SI: How have attitudes towards vegetarianism changed since you first started cooking?
MRS: Vegetarianism is much more mainstream now. Many more people are looking for good vegetarian recipes, which is one of the reasons my Recipes for Health column is so popular. I also think that people don't feel that they have to be vegetarian to eat that way. It's not the political statement that it was for many in the 70s. Perhaps that kind of attitude is now more in the realm of vegan and raw. By the way, see my Soapbox on the subject of bad vegan food on ZesterDaily if you haven't already.
SI: What do you think of the whole Meatless Monday idea?
MRS: It's nice, something that can ease people into the idea that you don't have to eat meat every day, but you don't have to give it up altogether either. When I was vegetarian, which I'm not now though I rarely do eat meat, I wasn't doctrinaire -- I didn't really "give up" meat, I'd just had enough. I think Meatless Mondays can help people with this notion.
SI: You've tested recipes for a long time, both your own -- for your books, for The New York Times -- and many chefs'. Can you talk about the importance of a reliable recipe?

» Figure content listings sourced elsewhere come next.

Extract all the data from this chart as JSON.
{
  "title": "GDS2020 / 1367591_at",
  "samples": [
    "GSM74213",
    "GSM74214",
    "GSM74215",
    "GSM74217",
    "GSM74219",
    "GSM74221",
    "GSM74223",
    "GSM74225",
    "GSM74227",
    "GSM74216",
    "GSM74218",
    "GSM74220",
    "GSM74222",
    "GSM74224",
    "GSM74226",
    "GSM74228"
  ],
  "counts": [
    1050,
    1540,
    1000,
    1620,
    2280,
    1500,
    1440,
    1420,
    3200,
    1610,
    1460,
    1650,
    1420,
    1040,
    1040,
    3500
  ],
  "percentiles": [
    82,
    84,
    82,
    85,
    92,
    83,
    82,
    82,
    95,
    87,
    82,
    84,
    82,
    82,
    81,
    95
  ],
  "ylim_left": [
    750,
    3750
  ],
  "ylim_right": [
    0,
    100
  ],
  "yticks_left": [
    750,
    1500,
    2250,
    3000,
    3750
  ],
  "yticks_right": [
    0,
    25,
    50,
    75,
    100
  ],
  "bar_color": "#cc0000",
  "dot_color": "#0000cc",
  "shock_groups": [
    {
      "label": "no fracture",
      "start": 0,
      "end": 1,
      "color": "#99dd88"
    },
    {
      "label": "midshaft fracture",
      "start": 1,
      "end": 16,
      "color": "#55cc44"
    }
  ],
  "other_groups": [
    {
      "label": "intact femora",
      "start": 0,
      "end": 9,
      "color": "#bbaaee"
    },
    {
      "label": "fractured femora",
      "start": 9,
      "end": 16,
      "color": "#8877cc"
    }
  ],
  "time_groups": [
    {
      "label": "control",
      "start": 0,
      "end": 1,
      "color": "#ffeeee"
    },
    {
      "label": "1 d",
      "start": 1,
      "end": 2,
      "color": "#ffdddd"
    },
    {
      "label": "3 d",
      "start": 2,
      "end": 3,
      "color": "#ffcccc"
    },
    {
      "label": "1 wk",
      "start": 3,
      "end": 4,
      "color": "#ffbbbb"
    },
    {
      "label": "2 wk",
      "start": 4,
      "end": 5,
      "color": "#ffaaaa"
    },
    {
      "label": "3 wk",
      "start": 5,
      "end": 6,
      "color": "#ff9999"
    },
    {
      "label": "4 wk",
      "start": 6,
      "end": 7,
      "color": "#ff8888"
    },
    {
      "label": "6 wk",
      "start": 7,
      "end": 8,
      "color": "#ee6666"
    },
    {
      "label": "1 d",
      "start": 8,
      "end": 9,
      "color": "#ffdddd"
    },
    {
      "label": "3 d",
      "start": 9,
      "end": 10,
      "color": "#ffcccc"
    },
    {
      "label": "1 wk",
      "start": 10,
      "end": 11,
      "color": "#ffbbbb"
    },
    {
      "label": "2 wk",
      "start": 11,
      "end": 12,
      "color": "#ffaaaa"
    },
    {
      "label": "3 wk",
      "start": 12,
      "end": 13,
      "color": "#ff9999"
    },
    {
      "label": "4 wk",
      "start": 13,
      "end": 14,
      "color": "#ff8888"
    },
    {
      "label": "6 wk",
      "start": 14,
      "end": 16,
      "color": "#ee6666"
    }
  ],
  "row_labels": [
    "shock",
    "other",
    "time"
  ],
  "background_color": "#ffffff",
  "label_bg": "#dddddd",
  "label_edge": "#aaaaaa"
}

MRS: It's essential. There's a French word I love, "primordial," of the highest of importance, and that's what comes to mind. As a writer of recipes, my biggest fear is that somebody will make something and it won't work. My readers put their trust in me -- they go out and get the ingredients, then spend time in the kitchen, so I want to be sure that the recipe works. Also, I wouldn't be able to describe a dish if I hadn't tested it. You have to know what the result is supposed to be like, what the pitfalls might be. I think I'm a good cook because I know what I want something to taste like, and if I can get my readers to make the dish taste like that too, then I'm succeeding.
SI: Do you think Bon Appétit moving from L.A. to N.Y.C. will have a big effect on the L.A. food scene?
MRS: I'm so out of it, I didn't even know about this until I read the tweets. I don't read the magazine carefully enough to know if it will have an effect. But it does strike me as sad; LA is such a force when it comes to food.
SI: So if you could write any (cook)book you wanted, about anything -- ignoring issues of publishers and marketability -- what would it be about?
MRS: As for cookbooks, anything that would put me back in France or in the Mediterranean doing research would be great; or something that would force me to go to India or Southeast Asia, where I've never been. As for books, what I really want to write next is a memoir.
SI: Aren't you working on one already?
MRS: Well I am, but only intermittently.